Until now, Andorra was seen by many as an accessible place to obtain residency with significant tax advantages. That perception is changing. The new legislation requires those interested in passive residency to invest a minimum of 1 million euros in Andorran assets, or at least €800,000 if they choose to purchase real estate, with the option of €400,000 through a housing fund.

The most controversial change, however, is the elimination of the refundable deposit with the AFA. This will be replaced by a non-refundable payment to the State of €50,000 for the main applicant and €12,000 for each dependent—an expense that will also affect new self-employed active residents.
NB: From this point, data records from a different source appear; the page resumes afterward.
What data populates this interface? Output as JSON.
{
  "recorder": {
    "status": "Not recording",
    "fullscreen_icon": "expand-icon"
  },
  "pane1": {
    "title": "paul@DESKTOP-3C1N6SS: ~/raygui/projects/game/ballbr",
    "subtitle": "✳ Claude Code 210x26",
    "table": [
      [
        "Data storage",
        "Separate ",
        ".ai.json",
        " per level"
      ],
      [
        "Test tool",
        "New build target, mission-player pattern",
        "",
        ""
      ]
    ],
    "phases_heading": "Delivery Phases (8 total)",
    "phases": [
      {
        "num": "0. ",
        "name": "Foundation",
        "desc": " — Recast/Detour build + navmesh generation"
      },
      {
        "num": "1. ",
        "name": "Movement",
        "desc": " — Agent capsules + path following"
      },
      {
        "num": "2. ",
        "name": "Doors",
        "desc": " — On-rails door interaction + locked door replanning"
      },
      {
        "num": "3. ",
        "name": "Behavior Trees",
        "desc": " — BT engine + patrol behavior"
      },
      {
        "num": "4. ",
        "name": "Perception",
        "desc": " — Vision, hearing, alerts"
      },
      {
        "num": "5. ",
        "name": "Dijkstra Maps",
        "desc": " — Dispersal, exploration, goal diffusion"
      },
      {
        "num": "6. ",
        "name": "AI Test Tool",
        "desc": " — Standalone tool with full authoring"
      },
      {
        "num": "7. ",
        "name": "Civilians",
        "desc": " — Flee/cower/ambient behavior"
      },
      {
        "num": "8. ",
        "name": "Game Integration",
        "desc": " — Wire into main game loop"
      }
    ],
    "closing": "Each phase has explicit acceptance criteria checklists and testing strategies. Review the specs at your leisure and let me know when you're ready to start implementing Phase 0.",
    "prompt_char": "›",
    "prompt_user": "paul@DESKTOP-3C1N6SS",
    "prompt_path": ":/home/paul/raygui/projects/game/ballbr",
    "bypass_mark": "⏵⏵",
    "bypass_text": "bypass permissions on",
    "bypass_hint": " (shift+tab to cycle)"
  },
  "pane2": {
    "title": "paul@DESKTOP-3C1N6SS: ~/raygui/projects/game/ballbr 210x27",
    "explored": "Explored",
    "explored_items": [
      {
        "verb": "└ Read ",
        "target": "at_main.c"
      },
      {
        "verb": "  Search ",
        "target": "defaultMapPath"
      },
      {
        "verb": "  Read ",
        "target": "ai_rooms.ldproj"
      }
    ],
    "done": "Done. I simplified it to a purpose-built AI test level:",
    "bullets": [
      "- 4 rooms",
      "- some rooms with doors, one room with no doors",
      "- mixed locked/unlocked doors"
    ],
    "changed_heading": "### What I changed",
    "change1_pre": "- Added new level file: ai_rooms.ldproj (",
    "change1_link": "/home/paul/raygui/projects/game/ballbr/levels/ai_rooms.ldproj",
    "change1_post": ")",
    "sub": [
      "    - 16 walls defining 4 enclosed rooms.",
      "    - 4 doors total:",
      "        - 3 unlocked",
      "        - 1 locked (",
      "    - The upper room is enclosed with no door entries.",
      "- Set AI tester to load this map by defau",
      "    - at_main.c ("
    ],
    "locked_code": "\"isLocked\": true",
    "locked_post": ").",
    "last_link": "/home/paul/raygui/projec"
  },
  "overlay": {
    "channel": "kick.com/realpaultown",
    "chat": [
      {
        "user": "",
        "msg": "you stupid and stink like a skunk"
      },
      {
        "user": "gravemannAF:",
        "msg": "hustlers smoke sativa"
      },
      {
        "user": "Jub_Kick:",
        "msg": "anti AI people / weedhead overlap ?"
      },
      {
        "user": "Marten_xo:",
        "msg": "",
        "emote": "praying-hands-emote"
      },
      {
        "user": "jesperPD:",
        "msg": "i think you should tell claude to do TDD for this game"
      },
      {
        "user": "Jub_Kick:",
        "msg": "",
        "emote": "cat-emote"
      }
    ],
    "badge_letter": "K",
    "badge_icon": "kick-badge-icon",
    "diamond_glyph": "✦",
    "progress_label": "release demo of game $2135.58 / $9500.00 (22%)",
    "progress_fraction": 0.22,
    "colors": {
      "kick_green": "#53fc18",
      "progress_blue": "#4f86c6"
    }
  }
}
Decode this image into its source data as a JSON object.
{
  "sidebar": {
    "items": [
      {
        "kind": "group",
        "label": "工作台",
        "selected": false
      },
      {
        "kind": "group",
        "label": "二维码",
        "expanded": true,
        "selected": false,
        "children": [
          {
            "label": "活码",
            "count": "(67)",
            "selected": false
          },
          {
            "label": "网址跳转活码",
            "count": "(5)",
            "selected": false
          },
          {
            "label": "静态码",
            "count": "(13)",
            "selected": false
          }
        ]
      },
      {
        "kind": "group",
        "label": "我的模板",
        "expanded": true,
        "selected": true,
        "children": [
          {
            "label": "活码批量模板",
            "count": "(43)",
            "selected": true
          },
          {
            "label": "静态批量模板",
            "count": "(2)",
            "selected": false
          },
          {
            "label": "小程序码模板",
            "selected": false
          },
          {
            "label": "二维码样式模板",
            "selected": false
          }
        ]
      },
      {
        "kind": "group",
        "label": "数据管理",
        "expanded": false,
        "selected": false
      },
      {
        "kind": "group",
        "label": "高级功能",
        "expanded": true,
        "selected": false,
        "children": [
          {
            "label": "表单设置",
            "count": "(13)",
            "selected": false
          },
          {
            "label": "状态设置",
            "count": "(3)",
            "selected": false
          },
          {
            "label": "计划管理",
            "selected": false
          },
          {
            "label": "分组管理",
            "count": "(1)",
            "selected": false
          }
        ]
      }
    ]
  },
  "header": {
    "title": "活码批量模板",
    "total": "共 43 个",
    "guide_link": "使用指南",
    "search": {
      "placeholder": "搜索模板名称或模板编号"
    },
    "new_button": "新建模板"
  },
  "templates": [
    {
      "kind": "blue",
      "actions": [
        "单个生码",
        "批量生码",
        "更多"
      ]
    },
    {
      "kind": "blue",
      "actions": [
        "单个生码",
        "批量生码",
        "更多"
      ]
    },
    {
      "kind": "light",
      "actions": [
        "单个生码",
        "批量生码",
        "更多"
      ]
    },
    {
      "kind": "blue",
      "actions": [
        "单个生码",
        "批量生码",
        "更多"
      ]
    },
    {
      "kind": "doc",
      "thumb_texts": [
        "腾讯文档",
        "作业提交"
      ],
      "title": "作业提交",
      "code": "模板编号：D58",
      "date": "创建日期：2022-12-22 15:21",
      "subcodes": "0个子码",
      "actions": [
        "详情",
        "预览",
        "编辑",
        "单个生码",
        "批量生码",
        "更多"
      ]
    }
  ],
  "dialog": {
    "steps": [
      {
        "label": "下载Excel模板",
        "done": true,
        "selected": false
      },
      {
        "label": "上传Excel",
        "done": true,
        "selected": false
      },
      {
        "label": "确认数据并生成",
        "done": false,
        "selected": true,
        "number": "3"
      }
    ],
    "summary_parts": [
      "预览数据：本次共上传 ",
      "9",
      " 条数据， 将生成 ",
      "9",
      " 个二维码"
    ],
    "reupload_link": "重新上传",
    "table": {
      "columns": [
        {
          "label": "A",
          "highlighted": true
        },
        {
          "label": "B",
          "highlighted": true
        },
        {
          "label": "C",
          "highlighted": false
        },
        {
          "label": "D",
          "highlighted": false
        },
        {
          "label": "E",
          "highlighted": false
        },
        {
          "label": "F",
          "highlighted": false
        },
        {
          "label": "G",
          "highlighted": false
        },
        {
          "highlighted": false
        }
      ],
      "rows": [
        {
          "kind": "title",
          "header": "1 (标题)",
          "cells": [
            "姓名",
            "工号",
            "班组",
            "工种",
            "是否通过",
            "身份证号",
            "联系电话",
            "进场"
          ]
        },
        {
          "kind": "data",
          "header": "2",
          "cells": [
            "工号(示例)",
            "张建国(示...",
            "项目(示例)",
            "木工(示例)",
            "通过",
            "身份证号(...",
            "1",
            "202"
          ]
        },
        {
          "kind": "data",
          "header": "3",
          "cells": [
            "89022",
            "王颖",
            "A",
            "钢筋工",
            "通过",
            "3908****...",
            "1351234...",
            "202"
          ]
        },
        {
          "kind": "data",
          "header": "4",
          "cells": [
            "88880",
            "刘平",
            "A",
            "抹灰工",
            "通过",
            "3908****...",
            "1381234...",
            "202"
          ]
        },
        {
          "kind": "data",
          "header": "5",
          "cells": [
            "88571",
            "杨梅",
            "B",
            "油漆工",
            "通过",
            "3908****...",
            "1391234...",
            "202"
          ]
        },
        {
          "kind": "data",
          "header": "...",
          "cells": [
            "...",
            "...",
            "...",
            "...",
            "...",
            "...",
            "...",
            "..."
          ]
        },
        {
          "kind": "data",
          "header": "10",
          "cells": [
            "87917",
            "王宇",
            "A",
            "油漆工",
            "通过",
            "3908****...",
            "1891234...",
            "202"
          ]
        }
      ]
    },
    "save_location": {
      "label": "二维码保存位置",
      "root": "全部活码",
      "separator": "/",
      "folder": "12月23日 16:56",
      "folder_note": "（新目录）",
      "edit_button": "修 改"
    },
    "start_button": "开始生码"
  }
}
The measure not only applies to those seeking the so-called “passive residency,” but also to those who wish to establish themselves as self-employed active residents, strengthening the economic and administrative requirements for all profiles.

Andorra has been adjusting its policies to protect housing availability, ensure sustainable and balanced population growth, and curb speculative pressure in the real estate market.

Authorities have stated that these reforms are part of a broader agenda known as the Sustainable Growth and Right to Housing Law, designed to ensure that the arrival of new residents does not negatively affect local citizens or the labor market.

The measure is driven by sustainability concerns and the need for controlled demographic growth, as Andorra seeks to stop being an “accessible tax alternative” and become a “highly exclusive” jurisdiction.

It will no longer be so easy—nor so cheap—to move to the Principality for tax reasons or lifestyle purposes. While the country remains open to investment and the arrival of foreigners, those who aspire to live there now face much higher economic barriers.

Until recently, the idea of relocating to Andorra for tax advantages was perceived as relatively accessible; now, with investments exceeding one million euros and non-refundable payments, that landscape changes completely.

These types of changes show how small governments are reassessing their models for attracting foreign capital—not only to increase revenue, but also to protect their local communities from speculation and demographic pressure.